I could use a new type of drill and have all these shells drilled and strung by noon.
But then what would I do?"
"I am making a gift for my granddaughters and their daughters.
I am happy in making these gifts.
Making the gifts is as much joy to me as giving the gifts.
If I were to rush and make them with the tools you suggest, then I would be denying myself the joy that the effort gives me.
If I rush, I will not have the time to become one with the things I make."
Though I wanted to, I did not understand him.
I thought he was foolish, and maybe even a bit senile for taking all day, maybe longer, and putting in such an effort to drill the holes in the shells with an old stick drill.
I believed my nieces and grandnieces wouldn’t know the difference anyway.
Not long after that day, my father’s spirit joined with the Great Spirit, but not before he had finished the necklaces and gave them to his grandchildren and their daughters.
When it came to be time to clean his home, I found, in his personal effects, a small package with my name on it.
I opened it up and found a hand made sheathe of leather.
The stitching was less than machine perfect, made by my father’s brittle old hands.
On it was beaded a bird of Thunder and a medicine symbol.
Inside the sheathe was a blade of shinning, hand sharpened and polished metal.
The handle was made from a deer horn.
My name was carved on the base of the handle.
Its rough cut and shaped beauty was amazing to behold.

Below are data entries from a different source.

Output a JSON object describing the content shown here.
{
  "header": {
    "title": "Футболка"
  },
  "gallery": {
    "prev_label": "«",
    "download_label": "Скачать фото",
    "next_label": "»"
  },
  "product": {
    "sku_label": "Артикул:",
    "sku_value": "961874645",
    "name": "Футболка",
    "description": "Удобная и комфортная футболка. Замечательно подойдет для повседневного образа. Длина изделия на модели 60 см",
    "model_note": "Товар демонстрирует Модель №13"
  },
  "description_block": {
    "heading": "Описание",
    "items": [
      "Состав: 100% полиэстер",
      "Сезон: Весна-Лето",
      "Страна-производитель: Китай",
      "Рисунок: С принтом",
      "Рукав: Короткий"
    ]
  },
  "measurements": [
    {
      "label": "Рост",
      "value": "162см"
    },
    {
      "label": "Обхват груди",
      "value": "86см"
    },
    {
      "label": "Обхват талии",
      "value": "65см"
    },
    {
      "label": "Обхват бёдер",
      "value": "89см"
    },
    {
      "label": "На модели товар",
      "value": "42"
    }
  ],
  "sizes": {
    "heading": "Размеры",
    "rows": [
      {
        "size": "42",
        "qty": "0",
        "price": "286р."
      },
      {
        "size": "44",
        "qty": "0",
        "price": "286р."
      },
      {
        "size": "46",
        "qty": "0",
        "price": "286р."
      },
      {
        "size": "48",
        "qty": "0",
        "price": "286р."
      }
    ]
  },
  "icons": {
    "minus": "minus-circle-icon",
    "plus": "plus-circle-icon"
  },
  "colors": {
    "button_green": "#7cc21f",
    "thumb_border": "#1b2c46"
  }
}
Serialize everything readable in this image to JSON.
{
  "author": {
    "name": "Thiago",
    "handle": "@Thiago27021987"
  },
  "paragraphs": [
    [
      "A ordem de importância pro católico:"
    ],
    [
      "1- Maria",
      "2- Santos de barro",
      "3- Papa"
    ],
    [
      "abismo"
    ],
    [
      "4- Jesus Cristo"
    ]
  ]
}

When I held the knife, I could feel the spirit and energy of my father in every inch of the knife and sheathe.
His being and his spirit were in this gift.
Inside the sheathe, along with the knife, was a note.
My father wrote, in his shaky hand, words that translate to:
Now I am dead.
An old piece of metal and a deer horn, like shells on the beach and a piece of string, tie this old man’s heart to those he loves."
I could feel the wisdom of my father surround me.
I could feel my own ignorance and shame well up in me.
I knew then why my father used the old stick drill to work the shells.
I also understood then, that the fastest way to do something is not always the best.
Even if the end result looks the same, or better, it is the soul of the hands that make something that makes that item of value.
This day, when I walked past the place where my father lived,
I am an old man.
I stopped and looked at the place where my father sat with the old drill and the shells, and I reached to my side to the sheathe and knife my father made which I wear on my belt every day of my life, and I remembered him and his wisdom.